The international research team consisted of over 100 biologists, immunologists, infectious disease specialists, computational mathematicians, and geneticists, and had its findings published in Science Express.
While the presence of malaria in North America and Europe is minimal, it is endemic in several areas around the equator and has high fatality rates in sub-Saharan Africa and Southeast Asia. However, only a few dozen of the almost 500 different Anopheles species of mosquito can carry the disease.
By investigating the differences between these mosquito types and their harmless cousins, the team hoped to pinpoint what leads to the difference in transmission.
The project of sequencing genomes and transcriptomes of the Anopheles species began in September of 2008 and was funded by the National Genome Research Institute and the National Institute of Allergy and Infectious Disease of the US National Institutes of Health. Cedric Chauve, SFU professor of mathematics, and Ashok Rajaraman, SFU graduate student in mathematics, joined the project in 2012.
“The main aspect of the research by our team, whose specialty is evolutionary genomics and not health genomics, was to understand the evolution of a group of 11 Anopheles genomes, whose common ancestor lived roughly 100 million years ago,” explained Chauve. “It will be up to our biologist colleagues now to integrate our findings on genome evolution in research on disease transmission.”

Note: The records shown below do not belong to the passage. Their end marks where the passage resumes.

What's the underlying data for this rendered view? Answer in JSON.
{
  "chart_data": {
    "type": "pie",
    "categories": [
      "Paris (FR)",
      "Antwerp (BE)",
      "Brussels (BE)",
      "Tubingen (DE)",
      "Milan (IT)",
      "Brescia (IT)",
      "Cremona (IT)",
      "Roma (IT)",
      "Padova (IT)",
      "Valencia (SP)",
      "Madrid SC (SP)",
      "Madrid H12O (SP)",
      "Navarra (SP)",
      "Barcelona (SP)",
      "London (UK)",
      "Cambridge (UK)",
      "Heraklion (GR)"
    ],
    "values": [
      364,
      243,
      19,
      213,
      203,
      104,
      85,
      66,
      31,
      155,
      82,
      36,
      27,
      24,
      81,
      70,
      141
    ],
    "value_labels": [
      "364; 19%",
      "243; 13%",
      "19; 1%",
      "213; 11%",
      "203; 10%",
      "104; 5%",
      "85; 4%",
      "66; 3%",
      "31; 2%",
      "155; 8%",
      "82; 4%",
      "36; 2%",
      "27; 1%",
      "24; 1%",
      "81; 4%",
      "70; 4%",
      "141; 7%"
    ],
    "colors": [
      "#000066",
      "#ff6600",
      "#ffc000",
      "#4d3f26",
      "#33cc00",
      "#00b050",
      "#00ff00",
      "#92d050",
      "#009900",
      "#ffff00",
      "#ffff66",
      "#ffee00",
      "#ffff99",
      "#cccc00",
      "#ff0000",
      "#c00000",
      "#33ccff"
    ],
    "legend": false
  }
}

“This might help to explain why Anopheles mosquitoes are so adaptable.”
SFU professor of mathematics
Chauve and Rajaraman used computational methods to reconstruct ancestral mosquito genomes and analyze their chromosomal evolution over the past 100 million years. Their goal is to discover potential adaptation mechanisms that may be related to malaria transmission by understanding how the chromosomes of Anopheles have evolved.
Since only the Anopheles genus can transmit human malaria, the international research team is trying to understand what makes Anopheles unique.
“[What] seems to be specific to Anopheles genomes is a very high rate of chromosome rearrangement in the sex chromosome X that might be involved in speciation (i.e. the mechanisms by which new Anopheles species appear), and thus might help to explain why Anopheles mosquitoes are so adaptable compared to other insects,” explained Chauve.
Although his and Rajarman’s research uncovers new opportunities to understand genomic and genetic factors related to malaria transmission, their work is still in a preliminary stage.
“Now that we have been involved with these data, our next goal is to refine the preliminary analysis and to understand in much greater details the evolution of Anopheles genomes, which includes reconstructing very detailed genome maps for extinct ancestral Anopheles species,” said Chauve. “The Science paper was just a first analysis and there is much to do to refine it.”